The U.S. policy on "One China" was formulated with great precision in the Shanghai communique following President Nixon's successful 1972 visit. To wit, "The United States acknowledges that all Chinese on either side of the Taiwan Strait maintain there is but one China and that Taiwan is a part of China." What is now in question, in short, is the very premise of this policy: What happens when "Chinese on either side" no longer agree?

The Clinton administration is blaming President Lee, for example, suspending visits to Taiwan by State and military personnel. The Washington Times reports that in off-the-record briefings on Capitol Hill, the U.S. Commander-in-Chief for the Pacific, Admiral Dennis Blair, referred to Taiwan in scatological terms, and stated that in the event Taipei declared formal independence, America should not defend it. Someone should remind Admiral Blair of Dean Acheson's infamous remark that South Korea was outside the U.S. defense perimeter. In fact, the danger of confronation grows ever greater with each minute that the United States fails to make clear it will defend Taiwan against military attack.

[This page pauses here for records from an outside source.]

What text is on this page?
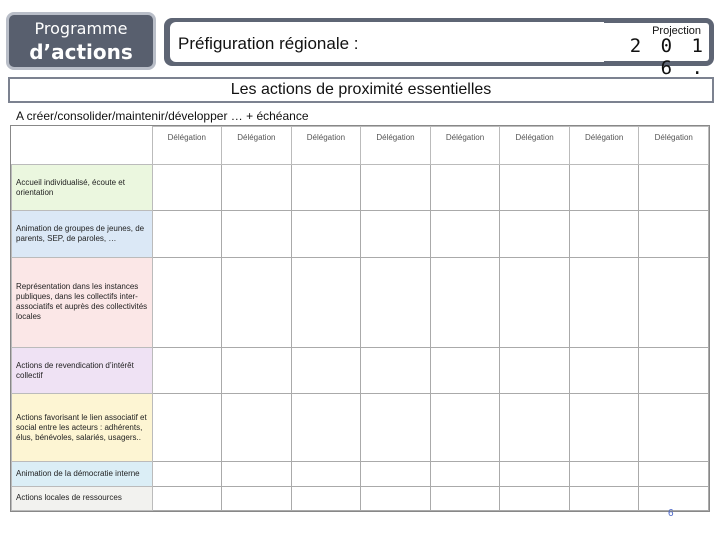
Programme
d’actions	Préfiguration régionale :
Projection
2 0 1 6 .
Les actions de proximité essentielles
A créer/consolider/maintenir/développer … + échéance
	Délégation	Délégation	Délégation	Délégation	Délégation	Délégation	Délégation	Délégation
Accueil individualisé, écoute et orientation								
Animation de groupes de jeunes, de parents, SEP, de paroles, …								
Représentation dans les instances publiques, dans les collectifs inter-associatifs et auprès des collectivités locales								
Actions de revendication d’intérêt collectif								
Actions favorisant le lien associatif et social entre les acteurs : adhérents, élus, bénévoles, salariés, usagers..								
Animation de la démocratie interne								
Actions locales de ressources								
6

The Clinton administration's worse legacy may be its bungling of the relations with China. We have never been among those who think that Washington can simply legislate China into freedom and democracy. But the U.S. can sweeten the incentives and broadly influence the direction of China's own choices. Since the tanks rolled into Tiananmen Square in 1989, Chinese rulers have suffered a great blow to their legitimacy, which now rests on two strands -- increasing prosperity and Han nationalism. A sensible U.S. policy would be to continue to nudge the Chinese down the same path taken by Taiwan so many years ago: emphasizing economic liberalization, likely with enough time to produce a more liberal political regime, and downplaying nationalism.

Incredibly, the White House has done almost the opposite. Issues of most-favored-nation trading status, which were thought resolved, have been re-opened with a vengeance. Likewise China's bid for WTO membership, shot down less for reasons having to do with China than a cynical payoff to labor and other domestic allies who stood by Mr. Clinton during impeachment. The how was almost as insulting as the why: Mr. Clinton chose to humiliate Chinese Premier Zhu Rongji by saying no on WTO during the latter's state visit, after Mr. Zhu had made huge concessions about opening China for more business. Little wonder that within Beijing more nationalist forces have grown in influence.

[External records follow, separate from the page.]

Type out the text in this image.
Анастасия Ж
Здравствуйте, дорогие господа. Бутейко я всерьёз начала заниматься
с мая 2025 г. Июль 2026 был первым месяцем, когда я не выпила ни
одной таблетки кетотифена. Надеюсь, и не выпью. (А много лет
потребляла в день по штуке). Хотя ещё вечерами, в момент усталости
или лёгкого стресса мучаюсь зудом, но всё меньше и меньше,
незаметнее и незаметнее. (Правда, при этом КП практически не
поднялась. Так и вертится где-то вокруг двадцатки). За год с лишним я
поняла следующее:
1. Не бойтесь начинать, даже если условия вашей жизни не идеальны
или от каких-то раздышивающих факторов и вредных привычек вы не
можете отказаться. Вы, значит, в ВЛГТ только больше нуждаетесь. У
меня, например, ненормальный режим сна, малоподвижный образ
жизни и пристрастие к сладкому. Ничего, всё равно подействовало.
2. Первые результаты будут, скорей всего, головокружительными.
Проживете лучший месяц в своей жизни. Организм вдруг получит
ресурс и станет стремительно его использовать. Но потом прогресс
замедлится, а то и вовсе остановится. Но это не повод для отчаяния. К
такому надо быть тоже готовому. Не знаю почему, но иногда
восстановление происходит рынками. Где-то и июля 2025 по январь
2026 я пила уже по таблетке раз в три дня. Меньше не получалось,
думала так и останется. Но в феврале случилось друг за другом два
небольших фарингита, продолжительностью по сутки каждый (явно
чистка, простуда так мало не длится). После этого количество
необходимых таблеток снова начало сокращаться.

Especially so since their postures are rewarded by Washington. President Lee did not rupture the "One China" fiction; President Clinton did in his own radio interview in Shanghai last year, when he abandoned the careful language of the 1972 communique and came out foursquare for Beijing's "three nos" interpretation of One China: no independence, no two Chinas, no membership for Taiwan in state-based international organizations.

Meanwhile the world sees White House coffee klatches for PLA gunrunners, the administration's apparent indifference to Chinese agents at American nuclear labs, and the sorry image of a U.S. ambassador to China staring out from a shattered embassy window, helpless in front of an angry Beijing mob egged on by the Communist government. If you were President Lee, and you counted on such an administration to defend your island, what would you do? Given Washington's present flaccidity, Taiwan may next conclude that the only guarantee for its democracy that will mean anything would be its own nuclear bomb.

At this stage it is not yet clear which China will emerge in the 21st century: a land of 1.3 billion newly prosperous and contented people, or a one-party fascist state bent on using its military might to establish hegemony in the Pacific and redress all real or imagined historical slights. Shouldn't American policy at least be clear about which one it wants to promote?